Señaló que el Tribunal accionado incurrió en vía de hecho dado que su fallo no tuvo en cuenta los principios consagrados en el artículo 53 de la Cosntitución Política, como la favorabilidad. Dijo que en este asunto no se presenta la cosa juzgada constitucional ya que la acción de tutela se presentó con el fin de que se ordenara el reconocimiento y pago de la pensión de invalidez, y la Corte Constitucional no determinó desde que fecha « se debía empezar a cancelar el derecho pensional », que el proceso ordinario laboral se formuló para que se determinara a partir de qué fecha se debía reconocer su derecho pensional.
Por lo anterior, solicita la protección de sus derechos fundamentales a la vida, al mínimo vital, a la salud, a la seguridad social y al debido proceso y, como consecuencia, se revoque la sentencia proferida por la Sala Laboral del Tribunal Superior de Bogotá, « y se ordene a la Administradora Colombiana de Pensiones Colpensiones, proceda al reconocimiento y pago del retroactivo pensional causado a favor del señor Julio Arcenio Prieto ».

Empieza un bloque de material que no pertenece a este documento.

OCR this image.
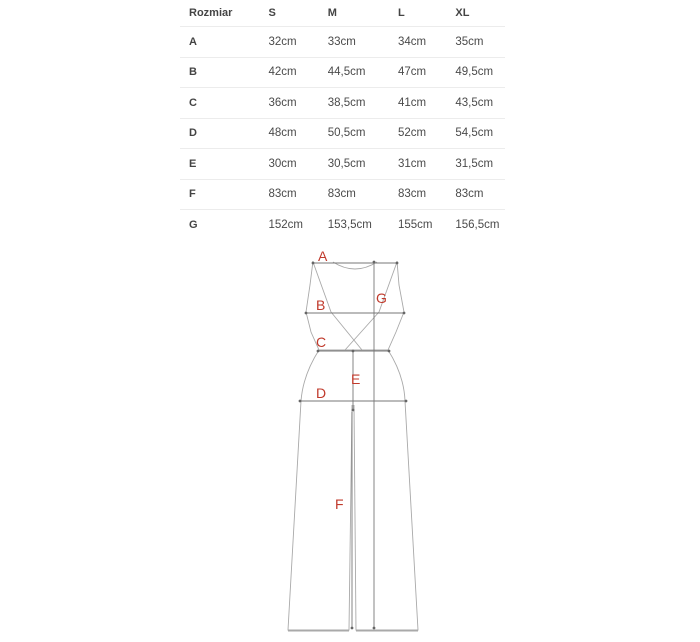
Rozmiar	S	M	L	XL
A	32cm	33cm	34cm	35cm
B	42cm	44,5cm	47cm	49,5cm
C	36cm	38,5cm	41cm	43,5cm
D	48cm	50,5cm	52cm	54,5cm
E	30cm	30,5cm	31cm	31,5cm
F	83cm	83cm	83cm	83cm
G	152cm	153,5cm	155cm	156,5cm
A
B	G
C
E
D
F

Mediante auto del 1º de diciembre de 2015, esta Sala avocó conocimiento y ordenó comunicar a las autoridades judiciales accionadas, así como a los demás intervinientes dentro del proceso cuestionado para que se pronunciaran sobre los hechos materia de la queja. El Tribunal adujo que la decisión fue adoptada con base en los presupuestos probatorios legales y jurisprudenciales que rigen el caso.
II. CONSIDERACIONES Si bien es cierto que esta Sala de la Corte ha venido considerando que el amparo del artículo 86 de la Constitución Política es procedente frente a decisiones judiciales, también lo es, que ha estimado que sólo acontece cuando, en casos concretos y excepcionales, con las actuaciones u omisiones de los jueces, resulten violados en forma evidente derechos constitucionales fundamentales, lo cual, se ha dicho, debe equilibrarse con otros valores del estado de derecho, especialmente, los concernientes a la administración de justicia y la seguridad jurídica de que están revestidas las decisiones proferidas en última instancia, que se concretan en los principios de la cosa juzgada y de la independencia y autonomía del juez.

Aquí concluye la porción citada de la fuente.